Ex-minister unworried by Australian sexual harassment case
In a legal action gripping Australian politics, former Howard government minister Mal Brough says there is nothing to come out of a court hearing that will embarrass him.
The Federal Court is hearing of sexual harrassment allegations against the Speaker of parliament, Peter Slipper.
The case has been brought against Mr Slipper by former staffer James Ashby.
Mr Slipper's legal team has argued the allegations were designed to boost Mr Slipper's Liberal National Party opponents, including Mr Brough.

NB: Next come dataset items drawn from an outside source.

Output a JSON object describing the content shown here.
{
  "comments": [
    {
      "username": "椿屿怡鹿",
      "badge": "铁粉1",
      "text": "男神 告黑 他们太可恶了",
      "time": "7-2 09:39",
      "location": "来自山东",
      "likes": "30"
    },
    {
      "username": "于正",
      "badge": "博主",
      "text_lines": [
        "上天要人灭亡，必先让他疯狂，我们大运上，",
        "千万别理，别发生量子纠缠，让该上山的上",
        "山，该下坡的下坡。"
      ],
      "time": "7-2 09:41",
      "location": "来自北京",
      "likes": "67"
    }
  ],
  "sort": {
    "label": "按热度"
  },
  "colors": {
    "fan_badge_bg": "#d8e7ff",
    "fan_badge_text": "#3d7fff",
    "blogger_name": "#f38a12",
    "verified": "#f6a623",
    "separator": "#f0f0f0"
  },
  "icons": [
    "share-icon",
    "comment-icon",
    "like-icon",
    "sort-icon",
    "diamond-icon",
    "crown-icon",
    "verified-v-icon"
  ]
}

Commonwealth lawyers have told the court they have phone records to support their argument of a calculated political campaign against Mr Slipper.

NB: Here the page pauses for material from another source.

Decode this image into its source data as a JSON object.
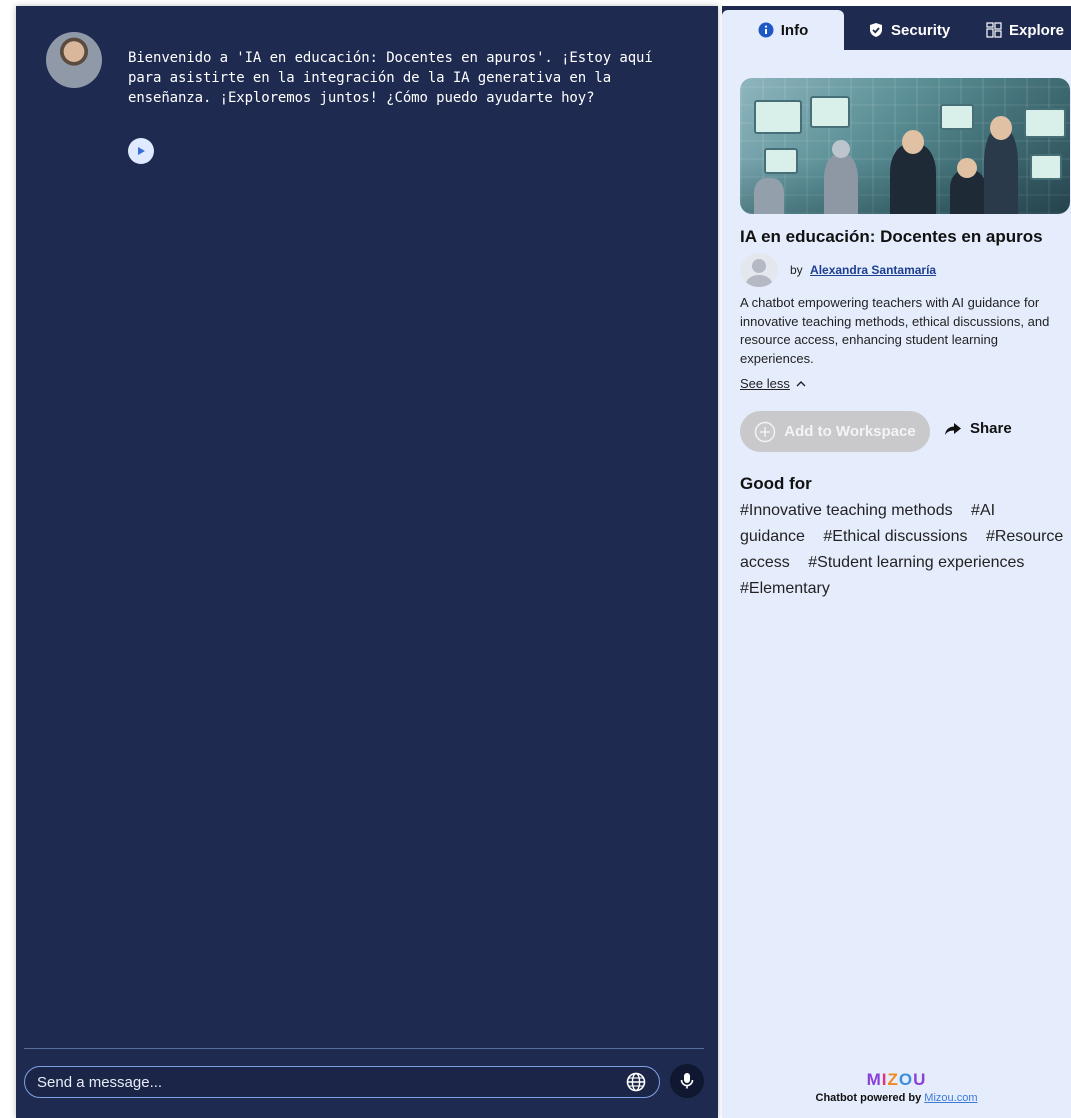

They allege Mr Ashby gave information to Mr Brough and to News Limited journalist Steve Lewis.
Mr Brough says he has not been subpoenaed by the Federal Court, but he is happy to provide information about phone records the court is seeking.
He has told the Channel Ten network there is nothing to come out that will embarrass him.
"To suggest that myself or any member of the LNP has been part of . . . a conspiracy, that is an extraordinary allegation," he said.
"That we conspired to concoct a story about sexual harassment is really beyond belief."
Federal Attorney-General Nicola Roxon yesterday said the case against Mr Slipper was politically motivated and an abuse of process.
Mr Brough has been outside politics since losing his seat in the 2007 election.
There has been speculation that he is planning to run for Mr Slipper's Queensland seat at the next federal election.
Mr Slipper defected from the Liberal National Party late last year in a deal which made him Speaker. He currently holds the Sunshine Coast seat of Fisher as an independent.